Get out the microscope, because we’re going through this poem line-by-line.
So live, that when thy summons comes to join
The innumerable caravan, which moves
- If that was the end of the poem, it would be pretty depressing. Now, though, all of a sudden, Bryant switches the mood up a little.
- The speaker says: "So live." Enjoy the time you have. Sooner or later you will hear the call ("the summons") of death. You will join the endless train of people leaving this life. We’re still talking about death, but there’s some hope, a reminder of the importance of life.
To that mysterious realm, where each shall take
His chamber in the silent halls of death,
Thou go not, like the quarry-slave at night,
- We’re all headed for what our speaker calls "that mysterious realm," what Shakespeare called "that undiscovered country." We’re all going to get a room ("chamber") in the quiet "halls of death."
- Still, we shouldn’t go as if we were being forced, like slaves in darkness.
Scourged to his dungeon, but, sustained and soothed
By an unfaltering trust, approach thy grave,
- Instead of acting like we are being whipped ("scourged") into some underground prison, we should trust that what is happening to us is good.
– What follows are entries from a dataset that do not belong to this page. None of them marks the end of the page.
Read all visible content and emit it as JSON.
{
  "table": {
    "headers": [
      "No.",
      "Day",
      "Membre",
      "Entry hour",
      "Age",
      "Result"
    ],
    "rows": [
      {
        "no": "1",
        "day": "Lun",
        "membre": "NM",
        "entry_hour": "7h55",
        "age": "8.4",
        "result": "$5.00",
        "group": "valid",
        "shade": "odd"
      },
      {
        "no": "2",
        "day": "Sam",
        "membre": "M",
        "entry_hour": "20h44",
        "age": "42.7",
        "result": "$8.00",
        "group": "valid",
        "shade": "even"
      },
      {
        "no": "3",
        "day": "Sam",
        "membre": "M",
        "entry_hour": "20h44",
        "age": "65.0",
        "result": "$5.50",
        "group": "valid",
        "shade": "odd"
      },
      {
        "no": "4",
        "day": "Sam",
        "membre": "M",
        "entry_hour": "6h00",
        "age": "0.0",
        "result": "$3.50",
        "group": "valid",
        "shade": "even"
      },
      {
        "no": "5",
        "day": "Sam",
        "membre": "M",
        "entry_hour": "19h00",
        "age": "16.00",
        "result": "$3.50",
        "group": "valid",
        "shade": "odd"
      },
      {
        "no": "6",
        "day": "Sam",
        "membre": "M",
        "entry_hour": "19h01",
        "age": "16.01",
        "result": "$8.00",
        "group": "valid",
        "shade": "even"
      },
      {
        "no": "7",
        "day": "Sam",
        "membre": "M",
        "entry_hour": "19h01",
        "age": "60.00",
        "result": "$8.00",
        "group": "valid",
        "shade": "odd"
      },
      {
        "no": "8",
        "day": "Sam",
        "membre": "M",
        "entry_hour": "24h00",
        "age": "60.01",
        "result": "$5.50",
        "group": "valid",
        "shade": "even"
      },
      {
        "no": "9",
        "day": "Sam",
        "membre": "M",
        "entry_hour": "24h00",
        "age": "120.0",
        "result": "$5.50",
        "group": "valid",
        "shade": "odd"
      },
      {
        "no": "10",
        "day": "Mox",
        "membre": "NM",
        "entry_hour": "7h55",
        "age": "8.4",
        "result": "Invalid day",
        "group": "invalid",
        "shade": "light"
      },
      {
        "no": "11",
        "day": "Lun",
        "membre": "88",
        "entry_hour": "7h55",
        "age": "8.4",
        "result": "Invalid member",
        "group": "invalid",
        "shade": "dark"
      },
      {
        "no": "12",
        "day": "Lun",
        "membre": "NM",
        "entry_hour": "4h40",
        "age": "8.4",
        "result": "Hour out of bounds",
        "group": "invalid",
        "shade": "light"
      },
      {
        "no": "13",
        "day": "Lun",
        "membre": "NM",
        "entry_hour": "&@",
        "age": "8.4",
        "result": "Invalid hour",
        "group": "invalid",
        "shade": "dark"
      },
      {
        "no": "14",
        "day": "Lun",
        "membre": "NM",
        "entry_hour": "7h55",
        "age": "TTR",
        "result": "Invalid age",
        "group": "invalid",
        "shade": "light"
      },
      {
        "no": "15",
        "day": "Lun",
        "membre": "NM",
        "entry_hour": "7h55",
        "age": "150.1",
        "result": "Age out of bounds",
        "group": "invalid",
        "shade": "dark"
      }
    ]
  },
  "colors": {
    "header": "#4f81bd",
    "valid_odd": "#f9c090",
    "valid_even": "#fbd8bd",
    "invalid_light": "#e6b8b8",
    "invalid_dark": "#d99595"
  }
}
We should be comforted and soothed by our belief in the comfort and rightness of death.
- Notice that he doesn’t say exactly what we should be trusting in. This is important. There’s no clear religious message here, just some general comfort.
Like one who wraps the drapery of his couch
About him, and lies down to pleasant dreams.
- We end the poem with an image that we think is actually really beautiful. After all that grim contemplation of death, the speaker closes things on a soothing, comforting note. He says that we should get ready to die like someone wrapping a blanket ("drapery") around him and getting ready for a happy, dream-filled sleep. Kind of nice, huh?